At my local farmer’s market a few Sundays ago, I was surprised to find that every vendor was out of celery. I remarked on this and was told that celery sells out quickly now due to a recent diet/health craze – drinking celery juice. It got me thinking about the parallels between good nutrition and good investing habits. While both are relatively simple and straightforward, it’s often difficult to stick to the basics. It is easy to get distracted by the latest diet trend (drinking bone-broth, the Atkins diet, etc) or latest investing trend (bitcoin, gold, cannabis stocks) instead of staying steady with your long-term plan.

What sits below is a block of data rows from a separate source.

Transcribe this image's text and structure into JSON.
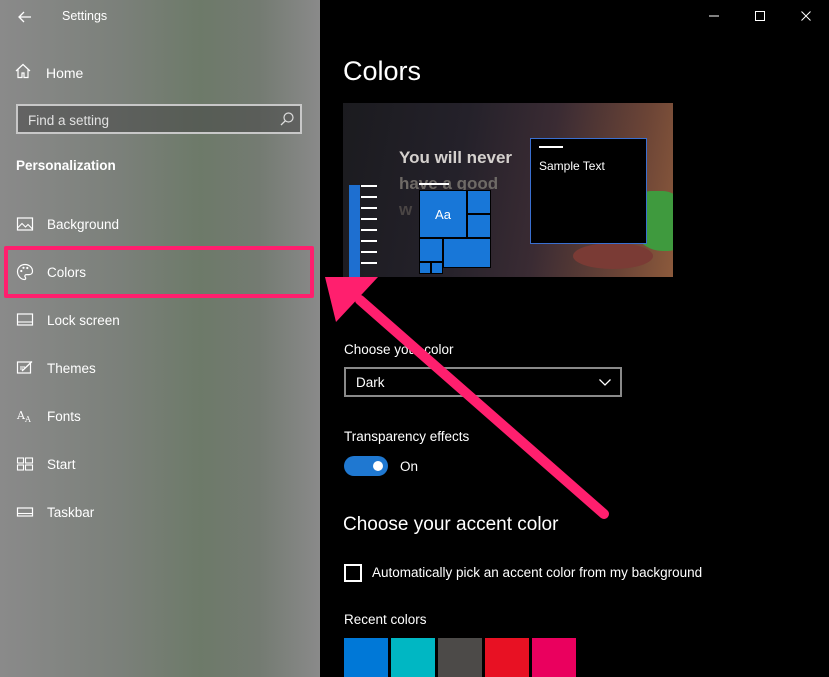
{
  "window": {
    "title": "Settings",
    "controls": {
      "minimize": "minimize-icon",
      "maximize": "maximize-icon",
      "close": "close-icon"
    }
  },
  "sidebar": {
    "home_label": "Home",
    "search_placeholder": "Find a setting",
    "section": "Personalization",
    "items": [
      {
        "label": "Background",
        "icon": "picture-icon"
      },
      {
        "label": "Colors",
        "icon": "palette-icon"
      },
      {
        "label": "Lock screen",
        "icon": "lock-screen-icon"
      },
      {
        "label": "Themes",
        "icon": "themes-icon"
      },
      {
        "label": "Fonts",
        "icon": "fonts-icon"
      },
      {
        "label": "Start",
        "icon": "start-icon"
      },
      {
        "label": "Taskbar",
        "icon": "taskbar-icon"
      }
    ],
    "selected": "Colors"
  },
  "main": {
    "title": "Colors",
    "preview": {
      "wallpaper_text": [
        "You will never",
        "have a good",
        "w"
      ],
      "tile_label": "Aa",
      "sample_text": "Sample Text"
    },
    "choose_color_label": "Choose your color",
    "choose_color_value": "Dark",
    "transparency_label": "Transparency effects",
    "transparency_state": "On",
    "accent_heading": "Choose your accent color",
    "auto_accent_label": "Automatically pick an accent color from my background",
    "auto_accent_checked": false,
    "recent_label": "Recent colors",
    "recent_colors": [
      "#0078d7",
      "#00b7c3",
      "#4c4a48",
      "#e81123",
      "#ea005e"
    ]
  },
  "annotation": {
    "highlight_color": "#ff1f6e"
  }
}
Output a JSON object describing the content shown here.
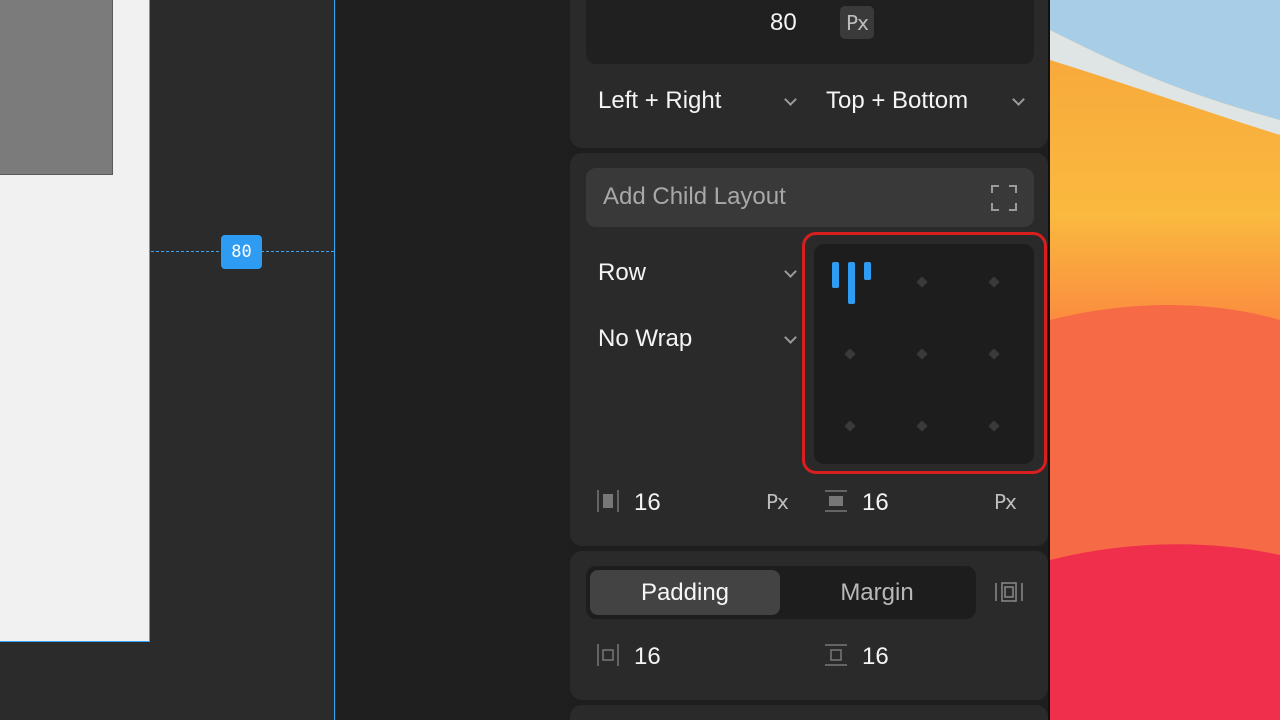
{
  "canvas": {
    "spacing_badge": "80"
  },
  "panel": {
    "size": {
      "value": "80",
      "unit": "Px"
    },
    "constraints": {
      "horizontal": "Left + Right",
      "vertical": "Top + Bottom"
    },
    "layout": {
      "add_child_label": "Add Child Layout",
      "direction": "Row",
      "wrap": "No Wrap",
      "alignment": "top-left",
      "column_gap": {
        "value": "16",
        "unit": "Px"
      },
      "row_gap": {
        "value": "16",
        "unit": "Px"
      }
    },
    "spacing": {
      "tabs": {
        "padding": "Padding",
        "margin": "Margin"
      },
      "active_tab": "Padding",
      "horizontal": "16",
      "vertical": "16"
    }
  },
  "colors": {
    "accent": "#2f9cf4",
    "highlight": "#d71f1f",
    "panel_bg": "#2a2a2a"
  },
  "icons": [
    "expand-icon",
    "column-gap-icon",
    "row-gap-icon",
    "padding-sides-icon",
    "padding-horizontal-icon",
    "padding-vertical-icon",
    "chevron-down-icon"
  ]
}
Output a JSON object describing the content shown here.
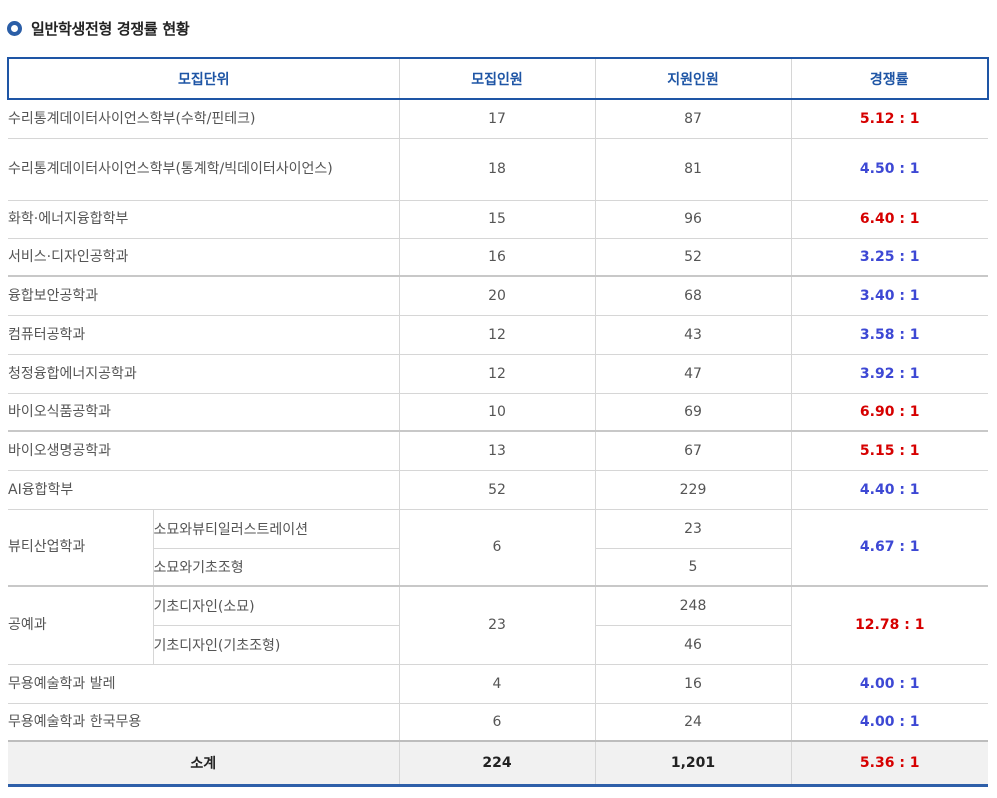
{
  "heading": {
    "title": "일반학생전형 경쟁률 현황"
  },
  "colors": {
    "accent": "#1e55a5",
    "high_rate": "#d60000",
    "low_rate": "#3d48d4"
  },
  "table": {
    "headers": [
      "모집단위",
      "모집인원",
      "지원인원",
      "경쟁률"
    ],
    "rows": [
      {
        "unit": "수리통계데이터사이언스학부(수학/핀테크)",
        "quota": "17",
        "applicants": "87",
        "rate": "5.12 : 1",
        "rate_level": "high"
      },
      {
        "unit": "수리통계데이터사이언스학부(통계학/빅데이터사이언스)",
        "quota": "18",
        "applicants": "81",
        "rate": "4.50 : 1",
        "rate_level": "low"
      },
      {
        "unit": "화학·에너지융합학부",
        "quota": "15",
        "applicants": "96",
        "rate": "6.40 : 1",
        "rate_level": "high"
      },
      {
        "unit": "서비스·디자인공학과",
        "quota": "16",
        "applicants": "52",
        "rate": "3.25 : 1",
        "rate_level": "low"
      },
      {
        "unit": "융합보안공학과",
        "quota": "20",
        "applicants": "68",
        "rate": "3.40 : 1",
        "rate_level": "low"
      },
      {
        "unit": "컴퓨터공학과",
        "quota": "12",
        "applicants": "43",
        "rate": "3.58 : 1",
        "rate_level": "low"
      },
      {
        "unit": "청정융합에너지공학과",
        "quota": "12",
        "applicants": "47",
        "rate": "3.92 : 1",
        "rate_level": "low"
      },
      {
        "unit": "바이오식품공학과",
        "quota": "10",
        "applicants": "69",
        "rate": "6.90 : 1",
        "rate_level": "high"
      },
      {
        "unit": "바이오생명공학과",
        "quota": "13",
        "applicants": "67",
        "rate": "5.15 : 1",
        "rate_level": "high"
      },
      {
        "unit": "AI융합학부",
        "quota": "52",
        "applicants": "229",
        "rate": "4.40 : 1",
        "rate_level": "low"
      },
      {
        "unit": "무용예술학과 발레",
        "quota": "4",
        "applicants": "16",
        "rate": "4.00 : 1",
        "rate_level": "low"
      },
      {
        "unit": "무용예술학과 한국무용",
        "quota": "6",
        "applicants": "24",
        "rate": "4.00 : 1",
        "rate_level": "low"
      }
    ],
    "beauty": {
      "unit": "뷰티산업학과",
      "quota": "6",
      "rate": "4.67 : 1",
      "rate_level": "low",
      "subs": [
        {
          "name": "소묘와뷰티일러스트레이션",
          "applicants": "23"
        },
        {
          "name": "소묘와기초조형",
          "applicants": "5"
        }
      ]
    },
    "craft": {
      "unit": "공예과",
      "quota": "23",
      "rate": "12.78 : 1",
      "rate_level": "high",
      "subs": [
        {
          "name": "기초디자인(소묘)",
          "applicants": "248"
        },
        {
          "name": "기초디자인(기초조형)",
          "applicants": "46"
        }
      ]
    },
    "total": {
      "label": "소계",
      "quota": "224",
      "applicants": "1,201",
      "rate": "5.36 : 1",
      "rate_level": "high"
    }
  }
}
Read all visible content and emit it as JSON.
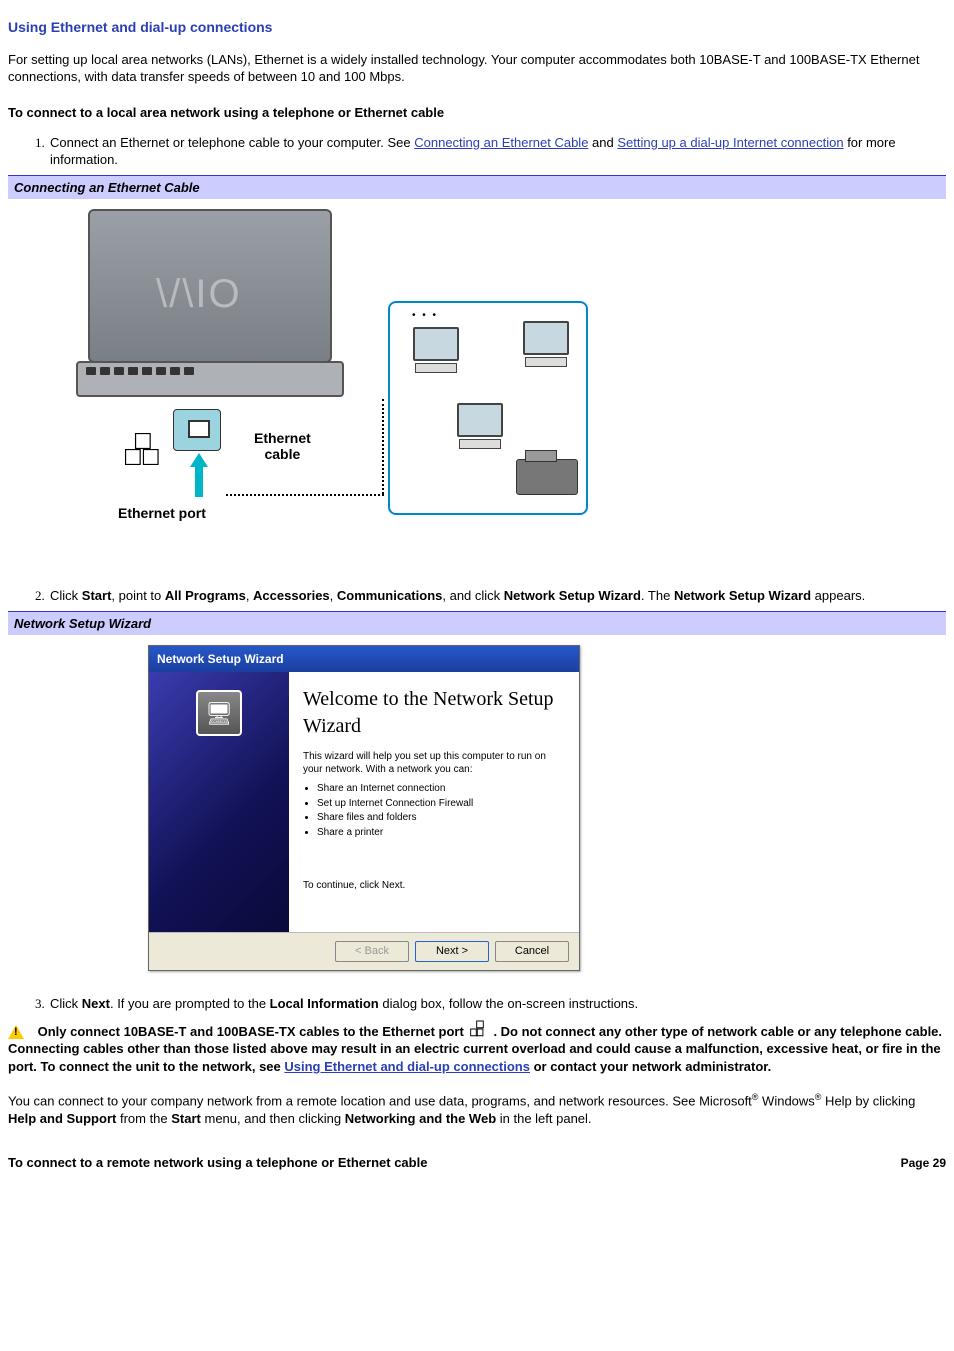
{
  "title": "Using Ethernet and dial-up connections",
  "intro": "For setting up local area networks (LANs), Ethernet is a widely installed technology. Your computer accommodates both 10BASE-T and 100BASE-TX Ethernet connections, with data transfer speeds of between 10 and 100 Mbps.",
  "subhead1": "To connect to a local area network using a telephone or Ethernet cable",
  "step1_a": "Connect an Ethernet or telephone cable to your computer. See ",
  "step1_link1": "Connecting an Ethernet Cable",
  "step1_mid": " and ",
  "step1_link2": "Setting up a dial-up Internet connection",
  "step1_b": " for more information.",
  "caption1": "Connecting an Ethernet Cable",
  "fig1_vaio": "\\/\\IO",
  "fig1_eth_cable": "Ethernet",
  "fig1_eth_cable2": "cable",
  "fig1_eth_port": "Ethernet port",
  "step2_a": "Click ",
  "step2_b1": "Start",
  "step2_c": ", point to ",
  "step2_b2": "All Programs",
  "step2_d": ", ",
  "step2_b3": "Accessories",
  "step2_e": ", ",
  "step2_b4": "Communications",
  "step2_f": ", and click ",
  "step2_b5": "Network Setup Wizard",
  "step2_g": ". The ",
  "step2_b6": "Network Setup Wizard",
  "step2_h": " appears.",
  "caption2": "Network Setup Wizard",
  "wizard": {
    "titlebar": "Network Setup Wizard",
    "heading": "Welcome to the Network Setup Wizard",
    "desc": "This wizard will help you set up this computer to run on your network. With a network you can:",
    "bullets": [
      "Share an Internet connection",
      "Set up Internet Connection Firewall",
      "Share files and folders",
      "Share a printer"
    ],
    "continue": "To continue, click Next.",
    "back": "< Back",
    "next": "Next >",
    "cancel": "Cancel"
  },
  "step3_a": "Click ",
  "step3_b1": "Next",
  "step3_b": ". If you are prompted to the ",
  "step3_b2": "Local Information",
  "step3_c": " dialog box, follow the on-screen instructions.",
  "warn_a": "Only connect 10BASE-T and 100BASE-TX cables to the Ethernet port ",
  "warn_b": ". Do not connect any other type of network cable or any telephone cable. Connecting cables other than those listed above may result in an electric current overload and could cause a malfunction, excessive heat, or fire in the port. To connect the unit to the network, see ",
  "warn_link": "Using Ethernet and dial-up connections",
  "warn_c": " or contact your network administrator.",
  "remote_a": "You can connect to your company network from a remote location and use data, programs, and network resources. See Microsoft",
  "remote_b": " Windows",
  "remote_c": " Help by clicking ",
  "remote_b1": "Help and Support",
  "remote_d": " from the ",
  "remote_b2": "Start",
  "remote_e": " menu, and then clicking ",
  "remote_b3": "Networking and the Web",
  "remote_f": " in the left panel.",
  "subhead2": "To connect to a remote network using a telephone or Ethernet cable",
  "page_label": "Page 29",
  "reg": "®"
}
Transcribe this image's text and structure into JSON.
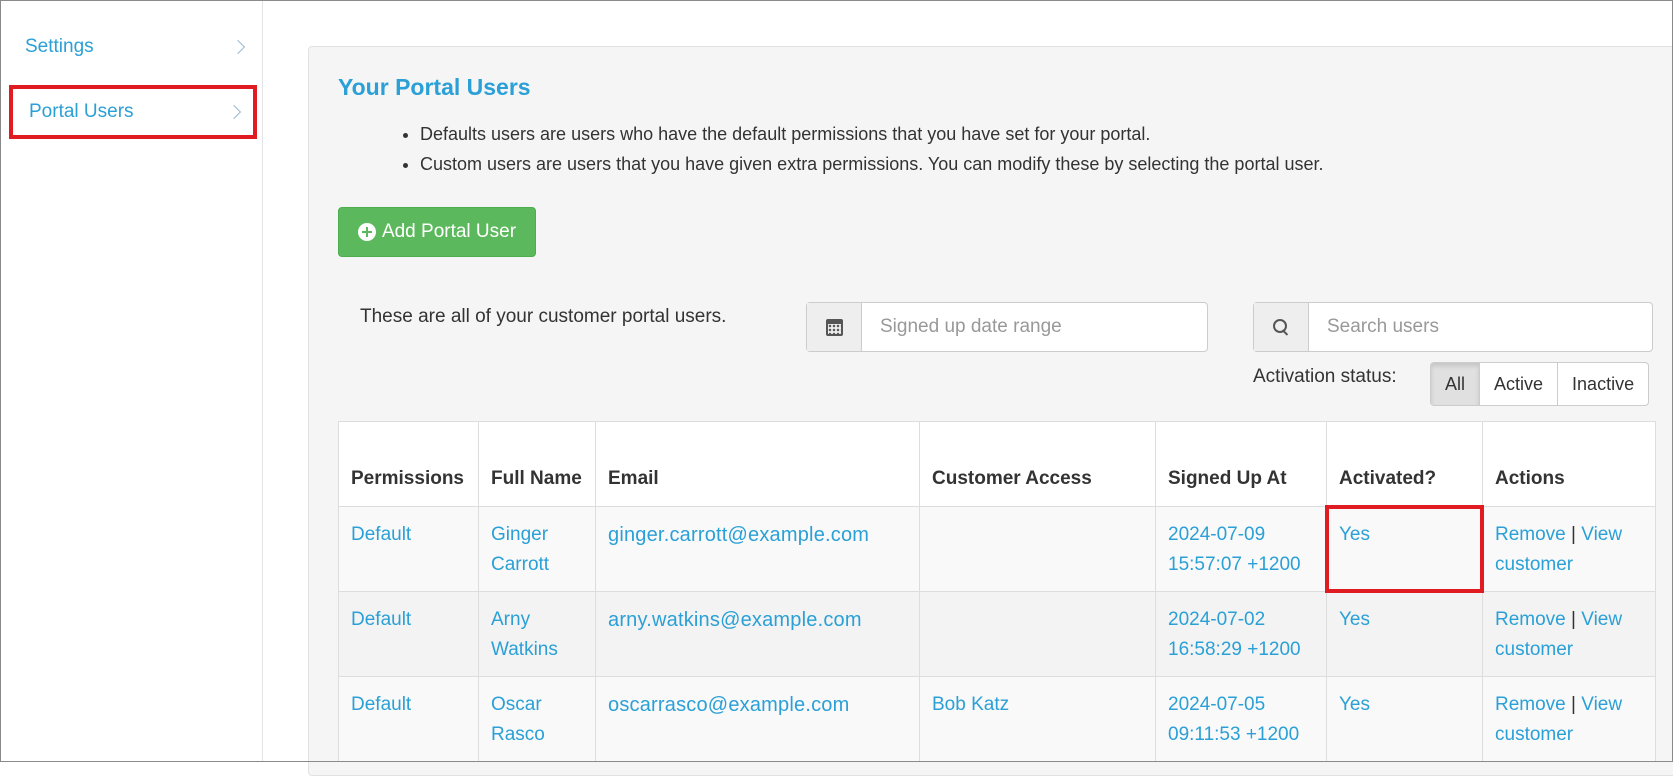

“Eat your vegetables!” we were told as children. Or as Michael Pollan says: Eat food. Not too much. Mostly plants.
They’re both good reminders to stick to the basics when it comes to your health.
- A good advisor doesn’t follow the latest hot trend
- A good advisor will not to be able to pick the next Amazon, unless he or she is really lucky
- A good advisor isn’t going to try to outwit thousands of Wall Street professionals
Instead, your financial advisor should help you “eat your vegetables and exercise.” In other words;
- Spend less than you earn
- Invest that amount regularly in a low-cost diversified portfolio
- Make sure your asset allocation is appropriate for your age, risk tolerance, and goals
- Re-balance when necessary
Of course, holistic financial planning can be much more complicated, taking into account your insurance needs, estate planning, taxes, budgeting and long list of other details. The basics of investing and saving, however, remain the same.
There’s a story about well-known investor, Warren Buffett and his business partner, Charlie Munger. They were asked why others aren’t able to replicate their strategy. Their reply was that their strategy is too simple and most people can’t stick with simple – they get distracted trying to get an edge or outsmart the market.
My job as an advisor isn’t to outsmart every other investor. My job is help my clients avoid big mistakes and stick to their plans. It may sound a little boring, but often the best approach is the simple one.